Mooney is what Married‘s Al Bundy would’ve been with a badge, more testosterone, and class animus: In the pilot episode alone, Mooney told an uppity FBI agent played by Titus Welliver (Falcone) to ”kiss my underpaid Irish a– ,” and later decked Welliver’s weaselly sap for good measure. The G-man had, after all, referred to Mooney and his ilk as ”NYPD clowns.”

Again by probably no coincidence at all, that phrase finds itself in a show cocreated by producer-writer David Milch — cocreator of NYPD Blue. Milch isn’t exactly insulting his previous job; he’s using his new show to explore the hierarchy of law enforcement. In Big Apple, police detective Mooney, all bullheadedness and bluster, as well as his younger, more politic partner (Jeffrey Pierce), are ordered to team up with the FBI in a major organized-crime sting connected to a murder case Mooney was investigating.
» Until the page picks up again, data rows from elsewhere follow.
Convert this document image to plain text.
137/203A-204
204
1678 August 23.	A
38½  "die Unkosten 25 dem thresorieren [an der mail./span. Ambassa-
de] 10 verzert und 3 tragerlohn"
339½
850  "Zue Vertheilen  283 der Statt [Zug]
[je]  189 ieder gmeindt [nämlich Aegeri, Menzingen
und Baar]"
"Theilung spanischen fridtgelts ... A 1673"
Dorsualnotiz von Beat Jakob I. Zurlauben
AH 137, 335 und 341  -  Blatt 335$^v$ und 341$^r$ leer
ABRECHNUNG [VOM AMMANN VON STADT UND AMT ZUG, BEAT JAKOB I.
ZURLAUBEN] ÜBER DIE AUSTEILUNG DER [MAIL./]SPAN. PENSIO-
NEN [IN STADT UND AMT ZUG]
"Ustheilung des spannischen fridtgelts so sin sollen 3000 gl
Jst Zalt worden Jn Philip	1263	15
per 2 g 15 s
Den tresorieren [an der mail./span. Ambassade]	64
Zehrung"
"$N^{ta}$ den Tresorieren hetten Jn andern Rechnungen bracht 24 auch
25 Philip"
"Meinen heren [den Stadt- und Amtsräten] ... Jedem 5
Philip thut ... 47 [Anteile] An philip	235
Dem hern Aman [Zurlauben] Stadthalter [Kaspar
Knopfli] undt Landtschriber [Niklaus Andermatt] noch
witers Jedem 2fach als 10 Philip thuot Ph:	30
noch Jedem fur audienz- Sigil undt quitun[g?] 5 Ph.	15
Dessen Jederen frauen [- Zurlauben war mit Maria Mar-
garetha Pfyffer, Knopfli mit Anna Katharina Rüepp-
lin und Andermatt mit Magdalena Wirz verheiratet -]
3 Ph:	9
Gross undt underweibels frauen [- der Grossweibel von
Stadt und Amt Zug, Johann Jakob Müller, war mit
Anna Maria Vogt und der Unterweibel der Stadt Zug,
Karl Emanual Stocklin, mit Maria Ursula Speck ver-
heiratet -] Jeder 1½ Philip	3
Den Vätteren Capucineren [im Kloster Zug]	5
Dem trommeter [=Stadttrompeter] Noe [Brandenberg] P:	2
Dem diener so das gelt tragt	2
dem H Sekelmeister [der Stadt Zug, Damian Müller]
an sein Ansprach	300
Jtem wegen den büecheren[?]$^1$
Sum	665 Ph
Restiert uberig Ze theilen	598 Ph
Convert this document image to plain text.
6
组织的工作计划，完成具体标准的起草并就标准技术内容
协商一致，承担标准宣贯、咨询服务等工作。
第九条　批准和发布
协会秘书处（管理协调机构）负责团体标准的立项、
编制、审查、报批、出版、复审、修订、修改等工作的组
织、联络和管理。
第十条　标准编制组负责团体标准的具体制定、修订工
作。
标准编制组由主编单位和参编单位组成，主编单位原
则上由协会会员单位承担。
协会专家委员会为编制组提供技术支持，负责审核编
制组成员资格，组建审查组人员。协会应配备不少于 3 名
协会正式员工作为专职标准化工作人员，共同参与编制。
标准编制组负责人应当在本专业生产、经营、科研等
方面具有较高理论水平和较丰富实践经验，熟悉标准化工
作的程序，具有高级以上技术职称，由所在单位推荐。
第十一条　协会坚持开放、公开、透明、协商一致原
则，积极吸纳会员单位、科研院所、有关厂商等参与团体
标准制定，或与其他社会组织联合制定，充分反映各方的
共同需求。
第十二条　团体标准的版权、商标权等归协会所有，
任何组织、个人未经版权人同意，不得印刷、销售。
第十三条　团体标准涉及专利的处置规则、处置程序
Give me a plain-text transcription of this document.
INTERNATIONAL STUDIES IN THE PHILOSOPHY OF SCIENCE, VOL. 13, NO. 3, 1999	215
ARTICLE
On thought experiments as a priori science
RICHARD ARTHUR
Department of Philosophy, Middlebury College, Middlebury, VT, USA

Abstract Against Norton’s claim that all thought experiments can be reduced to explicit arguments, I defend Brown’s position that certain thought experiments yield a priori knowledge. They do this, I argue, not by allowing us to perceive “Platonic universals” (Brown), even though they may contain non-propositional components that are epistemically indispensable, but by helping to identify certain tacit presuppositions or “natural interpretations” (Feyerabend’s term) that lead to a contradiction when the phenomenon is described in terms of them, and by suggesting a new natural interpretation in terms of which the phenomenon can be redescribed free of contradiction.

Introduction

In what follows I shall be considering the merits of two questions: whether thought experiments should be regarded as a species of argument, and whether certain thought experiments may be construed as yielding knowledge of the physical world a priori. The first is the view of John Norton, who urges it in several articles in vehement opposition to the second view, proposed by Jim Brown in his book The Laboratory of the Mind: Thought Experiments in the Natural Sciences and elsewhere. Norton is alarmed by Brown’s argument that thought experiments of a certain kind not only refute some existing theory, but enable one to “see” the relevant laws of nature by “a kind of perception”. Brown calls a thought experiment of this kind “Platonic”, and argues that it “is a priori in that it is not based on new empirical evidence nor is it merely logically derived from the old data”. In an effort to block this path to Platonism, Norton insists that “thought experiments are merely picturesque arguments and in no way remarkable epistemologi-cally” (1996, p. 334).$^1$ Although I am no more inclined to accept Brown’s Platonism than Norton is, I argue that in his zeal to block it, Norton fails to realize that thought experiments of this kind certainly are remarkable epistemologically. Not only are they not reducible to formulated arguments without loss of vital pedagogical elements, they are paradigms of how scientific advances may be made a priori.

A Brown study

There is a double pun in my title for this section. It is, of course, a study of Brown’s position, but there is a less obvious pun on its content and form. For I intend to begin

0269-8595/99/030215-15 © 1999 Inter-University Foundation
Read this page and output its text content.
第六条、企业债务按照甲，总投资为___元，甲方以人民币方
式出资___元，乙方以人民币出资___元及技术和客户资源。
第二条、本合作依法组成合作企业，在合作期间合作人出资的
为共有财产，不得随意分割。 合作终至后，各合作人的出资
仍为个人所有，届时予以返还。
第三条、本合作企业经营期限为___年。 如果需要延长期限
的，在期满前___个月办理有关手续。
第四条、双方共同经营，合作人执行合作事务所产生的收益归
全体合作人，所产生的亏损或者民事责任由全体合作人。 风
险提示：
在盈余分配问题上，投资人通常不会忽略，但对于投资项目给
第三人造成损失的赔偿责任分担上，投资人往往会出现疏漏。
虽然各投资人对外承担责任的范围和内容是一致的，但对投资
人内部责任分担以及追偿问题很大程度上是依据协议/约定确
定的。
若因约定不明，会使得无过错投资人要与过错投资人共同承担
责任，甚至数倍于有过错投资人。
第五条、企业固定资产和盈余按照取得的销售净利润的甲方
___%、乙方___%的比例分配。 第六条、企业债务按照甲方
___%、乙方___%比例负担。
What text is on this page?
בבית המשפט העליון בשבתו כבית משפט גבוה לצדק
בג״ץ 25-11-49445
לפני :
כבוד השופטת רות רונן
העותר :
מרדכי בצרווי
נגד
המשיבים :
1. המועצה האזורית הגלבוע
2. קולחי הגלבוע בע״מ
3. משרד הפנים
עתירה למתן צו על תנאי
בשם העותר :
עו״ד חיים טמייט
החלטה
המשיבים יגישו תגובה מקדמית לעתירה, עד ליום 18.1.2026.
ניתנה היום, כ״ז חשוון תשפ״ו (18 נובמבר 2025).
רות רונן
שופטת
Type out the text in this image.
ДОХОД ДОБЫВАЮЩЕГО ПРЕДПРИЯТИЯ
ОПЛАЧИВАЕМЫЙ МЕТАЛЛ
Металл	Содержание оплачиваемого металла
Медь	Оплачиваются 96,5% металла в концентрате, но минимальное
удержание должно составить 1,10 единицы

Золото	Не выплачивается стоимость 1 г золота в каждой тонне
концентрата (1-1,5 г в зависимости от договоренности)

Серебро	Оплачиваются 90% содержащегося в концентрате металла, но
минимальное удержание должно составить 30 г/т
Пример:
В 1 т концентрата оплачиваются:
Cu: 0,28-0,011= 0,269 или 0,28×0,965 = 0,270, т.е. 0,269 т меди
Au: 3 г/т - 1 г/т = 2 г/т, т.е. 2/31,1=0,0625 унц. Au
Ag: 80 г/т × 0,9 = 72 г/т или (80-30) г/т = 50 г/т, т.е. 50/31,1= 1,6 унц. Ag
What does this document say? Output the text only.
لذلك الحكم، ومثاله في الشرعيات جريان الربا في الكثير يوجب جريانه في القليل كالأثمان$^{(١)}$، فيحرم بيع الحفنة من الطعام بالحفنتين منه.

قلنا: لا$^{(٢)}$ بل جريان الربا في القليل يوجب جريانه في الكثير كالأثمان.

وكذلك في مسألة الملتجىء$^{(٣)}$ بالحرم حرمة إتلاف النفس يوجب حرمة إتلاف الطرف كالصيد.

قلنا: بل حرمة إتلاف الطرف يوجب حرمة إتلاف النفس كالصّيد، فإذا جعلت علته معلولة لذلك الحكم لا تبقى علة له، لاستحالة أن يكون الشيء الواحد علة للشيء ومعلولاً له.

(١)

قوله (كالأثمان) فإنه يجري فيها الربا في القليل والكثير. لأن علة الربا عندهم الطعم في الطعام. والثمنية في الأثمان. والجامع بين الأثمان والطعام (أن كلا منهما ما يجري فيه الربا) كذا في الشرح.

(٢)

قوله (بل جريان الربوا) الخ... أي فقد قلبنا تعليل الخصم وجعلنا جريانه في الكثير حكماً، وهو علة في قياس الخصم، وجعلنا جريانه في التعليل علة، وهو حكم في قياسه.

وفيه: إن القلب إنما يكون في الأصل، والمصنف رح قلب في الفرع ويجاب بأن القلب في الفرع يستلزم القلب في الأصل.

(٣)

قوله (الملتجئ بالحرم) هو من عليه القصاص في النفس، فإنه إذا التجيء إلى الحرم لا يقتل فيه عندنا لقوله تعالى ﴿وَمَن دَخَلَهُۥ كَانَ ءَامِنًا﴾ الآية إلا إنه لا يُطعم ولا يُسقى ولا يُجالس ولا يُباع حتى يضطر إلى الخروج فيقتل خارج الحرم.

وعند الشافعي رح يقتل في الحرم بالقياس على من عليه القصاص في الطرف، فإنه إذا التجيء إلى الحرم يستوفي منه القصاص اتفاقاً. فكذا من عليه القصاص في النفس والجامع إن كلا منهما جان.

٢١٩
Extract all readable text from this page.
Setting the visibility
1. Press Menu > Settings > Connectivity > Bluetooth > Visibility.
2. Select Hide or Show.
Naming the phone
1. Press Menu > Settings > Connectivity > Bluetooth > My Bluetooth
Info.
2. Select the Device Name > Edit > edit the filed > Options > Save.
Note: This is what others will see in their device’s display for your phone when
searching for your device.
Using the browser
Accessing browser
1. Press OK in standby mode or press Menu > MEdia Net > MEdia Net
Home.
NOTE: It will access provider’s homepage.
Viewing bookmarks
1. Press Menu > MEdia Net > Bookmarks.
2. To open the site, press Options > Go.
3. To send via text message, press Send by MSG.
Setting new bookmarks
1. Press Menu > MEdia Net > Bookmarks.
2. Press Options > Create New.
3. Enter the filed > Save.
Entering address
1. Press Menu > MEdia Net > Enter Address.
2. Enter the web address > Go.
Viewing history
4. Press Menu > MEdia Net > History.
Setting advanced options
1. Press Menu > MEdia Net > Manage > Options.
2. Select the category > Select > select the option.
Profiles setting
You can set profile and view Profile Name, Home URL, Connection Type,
This situation gets at the drama’s emotional core: Mooney’s resentment at having his case pulled away from him by what he views as arrogant feds — and when you want arrogance, you can’t do better than David Strathairn (A Map of the World), who does stiff-necked truculence as well as anyone.

Add Michael Madsen as a rogue FBI informer who acts as if he’s just waiting for CBS standards and practices to turn its back so he can pull out his Reservoir Dogs razor, and you’ve got one darn good crime story. Some may say that the series’ murky hues and murkier plot give it the air of that 1996 CBS ratings loser, EZ Streets; I say, hang in for what could be a good, wild ride: O’Neill is ferocious, and who’s not looking for a good reason to bail out on ER Thursday nights at 10 p.m.?

Like O’Neill, Denis Leary also plays an Irish, loose-cannon Manhattan crime fighter on a new show, titled The Job, which we know from NYPD Blue is cop talk for police work. Leary cocreated The Job with The Larry Sanders Show‘s Peter Tolan, and this half hour is billed as a comedy, but it’s no Barney Miller. Actually, The Job is more like NYPD Blue played for laughs. Shot on film with intentionally herky-jerky camera work, The Job is surprisingly effective. Leary, whose jaded-wise-guy persona can get annoying fast, has found a good character here; his Mike McNeil is, in the words of his partner (Bill Nunn), a ”smokin’, drinkin’, and self-medicatin”’ punk, who’s cheating on his wife (Wendy Makkena) with a steady girlfriend (Karyn Parsons).

So why should we like McNeil as a TV-show protagonist? Because we like screw-ups (The Job comes a lot closer to the tone of Robbie Coltrane’s incorrigible British crime solver in Cracker than Robert Pastorelli did in his 1997 Americanized version) — especially screwups who acknowledge their sins and are good at their work. Mike may pull out a mint tin full of pain-killers, pop one, and say, ”That box and a bottle of Bushmills is the only thing keepin’ me from takin’ a hostage, OK?,” but he also admits to the ”idiotic path that I’m on,” even as he nabs crooks and coaxes confessions from killers.

Both Big Apple and The Job may seem, on the surface, like cop-business-as-usual, but each, in its own way, digs new grooves into its well-worn genre.